An episode is either triggered or informal. An episode is usually informal. [Triggered episodes are checked on every turn to see if they go off. Informal episodes are only checked when the scene-daemon runs or it is time for excitement.]

An episode has a time called the expiration date. The expiration date of an episode is usually 23 hours. [Most episodes are not considered to have begun unless Progue begins the relevant conversation while they are current. If this has not happened after a certain amount of time, the episode will become expired. ]

Episodic status is a kind of value. The episodic statuses are successful, completed, failed, expired, running, and unaired. An episode has an episodic status. An episode is usually unaired. [ The state of an episode. The first three are various ways of keeping history on how episodes ended. ]

An episode has a beat called the subchange beat. The subchange beat of an episode is usually episode_subchange. An episode has a beat called the boredom beat. The boredom beat of an episode is usually episode_boredom. An episode has a beat called the bye beat. The bye beat of a episode is usually episode_bye. An episode has a beat called the abruptbye beat. The abruptbye beat is usually episode_abruptbye. [It's easy to forget the various ways a player can interfere with the flow of an episode (trying to change the subject, not speaking, saying goodbye, wandering off, or physically interacting with Progue), so we pre-define a bunch of default responses that should prevent episodes from getting off-track. Episodes can define more specific beats appropriate to the moment, or set one of these to "silence" to allow the normal behavior for the action to fire. NOTE: if we have episodes that prevent player leaving early or whatever, we MUST END THEM BY HAND, transition to a new episode, or change the various beats after a key moment; otherwise the player will never be able to end the conversation.]

An episode has a room called the meeting place. The meeting place of an episode is usually UnRoom. An episode has a beat called the icebreaker. The icebreaker of an episode is usually silence. [Some episodes begin at a certain spot, and most begin with Progue saying a certain beat.]

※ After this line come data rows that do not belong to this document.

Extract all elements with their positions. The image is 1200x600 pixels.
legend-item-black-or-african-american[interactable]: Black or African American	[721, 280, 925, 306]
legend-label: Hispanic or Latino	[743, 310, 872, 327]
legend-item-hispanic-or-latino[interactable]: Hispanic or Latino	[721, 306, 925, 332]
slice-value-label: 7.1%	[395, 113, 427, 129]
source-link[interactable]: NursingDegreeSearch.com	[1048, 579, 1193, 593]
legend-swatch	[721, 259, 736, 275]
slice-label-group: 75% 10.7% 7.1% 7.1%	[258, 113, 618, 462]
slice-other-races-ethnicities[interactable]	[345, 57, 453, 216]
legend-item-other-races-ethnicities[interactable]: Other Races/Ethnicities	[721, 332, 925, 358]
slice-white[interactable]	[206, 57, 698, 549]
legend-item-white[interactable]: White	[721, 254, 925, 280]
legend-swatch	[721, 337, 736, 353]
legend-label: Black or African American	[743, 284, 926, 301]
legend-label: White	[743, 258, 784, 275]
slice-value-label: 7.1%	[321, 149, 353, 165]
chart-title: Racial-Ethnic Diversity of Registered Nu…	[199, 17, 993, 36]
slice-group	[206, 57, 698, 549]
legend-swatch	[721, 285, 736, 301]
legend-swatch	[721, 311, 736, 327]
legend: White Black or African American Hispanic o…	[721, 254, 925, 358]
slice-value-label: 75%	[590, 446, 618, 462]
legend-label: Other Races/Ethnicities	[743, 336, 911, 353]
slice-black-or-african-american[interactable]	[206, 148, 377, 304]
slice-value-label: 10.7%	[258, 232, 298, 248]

The episode schedule is a table-name that varies. The episode schedule is usually the Table of Off-Air. [This table lists all the episodes which it is presently okay to run, assuming their conditions are met.]

Table of Off-Air

eptitle
an episode
with 1 blank row

To decide whether an episode is playing:

if current episode is no-episode, decide no;

decide yes.

To decide whether no episode is playing:

if current episode is no-episode, decide yes;

decide no.

To normalize (ep - an episode):

now the subchange beat of ep is silence;

now the boredom beat of ep is silence;

now the bye beat of ep is silence;

now the abruptbye beat of ep is silence.